ATI RN
RN ATI Capstone Proctored Comprehensive Assessment 2019 A with NGN
1. Which intervention is most effective for managing a patient with constipation?
- A. Increase the patient's fluid intake.
- B. Administer a stool softener as prescribed.
- C. Provide the patient with a high-fiber diet.
- D. Teach the patient to perform Valsalva maneuvers.
Correct answer: B
Rationale: The most effective intervention for managing constipation in a patient is to administer a stool softener as prescribed. Stool softeners help relieve constipation by making the stool easier to pass, especially in postoperative patients. Increasing fluid intake can be beneficial but may not address the underlying cause of constipation. While a high-fiber diet is important for bowel health, it may not provide immediate relief for constipation. Teaching a patient to perform Valsalva maneuvers is not recommended for managing constipation as it can lead to adverse effects like increasing intra-abdominal pressure.
2. A patient with a history of asthma is admitted with shortness of breath. What is the nurse's priority intervention?
- A. Administer a bronchodilator as prescribed.
- B. Encourage the patient to use an incentive spirometer.
- C. Place the patient in a high Fowler's position.
- D. Monitor the patient's oxygen saturation closely.
Correct answer: A
Rationale: The correct answer is to administer a bronchodilator as prescribed. This intervention is the priority for a patient with asthma experiencing shortness of breath as it helps relax the airways, making breathing easier. Encouraging the use of an incentive spirometer (Choice B) is beneficial for lung expansion but not the priority in this acute situation. Placing the patient in a high Fowler's position (Choice C) can also help with breathing but is not as immediate as administering a bronchodilator. While monitoring the patient's oxygen saturation closely (Choice D) is important, the immediate action to address the breathing difficulty is administering a bronchodilator.
3. A client with a new prescription for levothyroxine is receiving teaching from a nurse. Which statement indicates understanding of the teaching?
- A. I should take this with food
- B. I will see immediate results
- C. I might not realize the full effect of the medication for several weeks
- D. I should stop if I feel better
Correct answer: C
Rationale: The correct answer is C: 'I might not realize the full effect of the medication for several weeks.' Levothyroxine is a medication that may take several weeks for the full effect to be evident. Choice A is incorrect because levothyroxine should be taken on an empty stomach. Choice B is incorrect because immediate results are not expected with levothyroxine.
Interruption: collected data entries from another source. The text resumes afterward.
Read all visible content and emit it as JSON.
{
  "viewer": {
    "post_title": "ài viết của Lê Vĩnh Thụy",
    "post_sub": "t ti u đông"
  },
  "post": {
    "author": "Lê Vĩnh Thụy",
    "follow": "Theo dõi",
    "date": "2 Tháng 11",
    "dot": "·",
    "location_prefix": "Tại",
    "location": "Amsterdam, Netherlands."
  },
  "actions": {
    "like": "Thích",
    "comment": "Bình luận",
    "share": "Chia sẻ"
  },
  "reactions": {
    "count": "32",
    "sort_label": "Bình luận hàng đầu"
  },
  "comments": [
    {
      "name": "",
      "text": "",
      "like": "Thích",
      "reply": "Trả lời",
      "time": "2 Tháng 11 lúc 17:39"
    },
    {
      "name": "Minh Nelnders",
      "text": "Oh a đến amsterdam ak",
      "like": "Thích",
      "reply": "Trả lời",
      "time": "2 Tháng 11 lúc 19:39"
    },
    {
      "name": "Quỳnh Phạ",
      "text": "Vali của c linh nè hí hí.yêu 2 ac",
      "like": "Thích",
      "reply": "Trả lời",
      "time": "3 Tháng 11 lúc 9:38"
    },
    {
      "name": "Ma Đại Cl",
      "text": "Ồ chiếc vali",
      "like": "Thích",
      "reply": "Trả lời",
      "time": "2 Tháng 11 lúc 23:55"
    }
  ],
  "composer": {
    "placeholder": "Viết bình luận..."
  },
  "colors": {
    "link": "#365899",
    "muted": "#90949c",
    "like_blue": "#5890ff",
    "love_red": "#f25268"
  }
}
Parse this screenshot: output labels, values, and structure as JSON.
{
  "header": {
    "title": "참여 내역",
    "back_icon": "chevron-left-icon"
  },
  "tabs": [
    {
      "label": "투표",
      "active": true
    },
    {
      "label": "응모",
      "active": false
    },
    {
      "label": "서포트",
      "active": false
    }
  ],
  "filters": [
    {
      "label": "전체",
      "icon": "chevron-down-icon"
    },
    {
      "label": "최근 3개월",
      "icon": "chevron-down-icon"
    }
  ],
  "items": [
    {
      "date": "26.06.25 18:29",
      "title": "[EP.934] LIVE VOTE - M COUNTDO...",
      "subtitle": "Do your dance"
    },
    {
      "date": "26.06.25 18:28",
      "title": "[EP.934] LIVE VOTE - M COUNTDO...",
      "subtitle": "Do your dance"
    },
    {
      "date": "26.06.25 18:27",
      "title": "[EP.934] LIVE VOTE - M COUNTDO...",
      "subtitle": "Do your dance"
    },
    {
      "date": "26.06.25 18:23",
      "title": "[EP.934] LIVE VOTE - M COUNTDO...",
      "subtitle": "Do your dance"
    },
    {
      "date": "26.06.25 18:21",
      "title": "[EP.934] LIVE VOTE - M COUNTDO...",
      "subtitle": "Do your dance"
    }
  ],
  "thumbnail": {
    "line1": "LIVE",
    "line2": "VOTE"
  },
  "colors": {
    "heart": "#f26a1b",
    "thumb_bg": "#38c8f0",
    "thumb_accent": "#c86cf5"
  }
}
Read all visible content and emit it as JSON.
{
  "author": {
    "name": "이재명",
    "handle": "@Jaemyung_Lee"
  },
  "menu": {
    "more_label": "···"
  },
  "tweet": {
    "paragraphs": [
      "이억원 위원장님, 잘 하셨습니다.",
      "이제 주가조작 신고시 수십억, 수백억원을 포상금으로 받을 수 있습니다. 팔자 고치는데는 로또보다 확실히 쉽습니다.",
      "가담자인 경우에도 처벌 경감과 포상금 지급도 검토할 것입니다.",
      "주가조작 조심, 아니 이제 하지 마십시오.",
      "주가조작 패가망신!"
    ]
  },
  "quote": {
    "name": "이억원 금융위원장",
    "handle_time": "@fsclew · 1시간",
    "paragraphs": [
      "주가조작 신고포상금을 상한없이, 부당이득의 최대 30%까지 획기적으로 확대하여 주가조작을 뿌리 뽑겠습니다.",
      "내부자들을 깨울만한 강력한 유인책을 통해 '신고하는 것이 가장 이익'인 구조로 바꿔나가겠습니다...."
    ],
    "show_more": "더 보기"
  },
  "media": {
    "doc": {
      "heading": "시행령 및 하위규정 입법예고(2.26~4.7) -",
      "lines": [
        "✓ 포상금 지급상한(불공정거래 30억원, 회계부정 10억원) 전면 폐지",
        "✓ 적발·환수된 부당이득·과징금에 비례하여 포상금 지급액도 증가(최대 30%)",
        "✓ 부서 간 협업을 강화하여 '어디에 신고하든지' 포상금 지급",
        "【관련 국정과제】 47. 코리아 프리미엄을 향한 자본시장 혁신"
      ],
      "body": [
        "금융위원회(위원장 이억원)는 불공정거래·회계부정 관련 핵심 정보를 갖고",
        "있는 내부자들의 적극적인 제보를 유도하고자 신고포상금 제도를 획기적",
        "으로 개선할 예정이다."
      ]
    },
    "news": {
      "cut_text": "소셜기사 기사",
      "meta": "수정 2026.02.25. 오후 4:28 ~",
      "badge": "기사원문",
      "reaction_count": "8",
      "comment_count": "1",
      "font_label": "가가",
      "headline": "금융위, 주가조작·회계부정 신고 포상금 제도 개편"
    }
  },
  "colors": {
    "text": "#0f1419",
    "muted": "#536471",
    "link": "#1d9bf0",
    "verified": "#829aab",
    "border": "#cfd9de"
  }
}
Choice D is incorrect because stopping the medication without consulting a healthcare provider can be harmful, even if the client feels better.
4. What are the complications of diabetes mellitus that a nurse should monitor for?
- A. Peripheral neuropathy and retinopathy
- B. All of the above
- C. Diabetic ketoacidosis and hyperosmolar hyperglycemic state
- D. Nephropathy and cardiovascular disease
Correct answer: D
Rationale: The correct answer is D. Complications of diabetes mellitus that a nurse should monitor for include nephropathy and cardiovascular disease, in addition to diabetic ketoacidosis, hyperosmolar hyperglycemic state, neuropathy, and retinopathy. While choices A and C mention some complications of diabetes, they do not cover all the complications that a nurse should monitor for. Choice B is incorrect as it suggests selecting all options, which is not accurate.
5. A healthcare provider is caring for a client who has an indwelling urinary catheter. Which of the following assessment findings indicates that the catheter requires irrigation?
- A. Bladder scan shows 525 mL
- B. Absent urinary output for 1 hour
- C. Cloudy urine
- D. Bloody urine
Correct answer: A
Rationale: The correct answer is A. A large bladder scan result (525 mL) suggests catheter blockage and may require irrigation to resolve. Choice B (absent urinary output for 1 hour) could indicate a different issue such as urinary retention but does not specifically indicate the need for catheter irrigation. Choices C (cloudy urine) and D (bloody urine) may suggest infection or other urinary issues, but they do not directly indicate the need for catheter irrigation.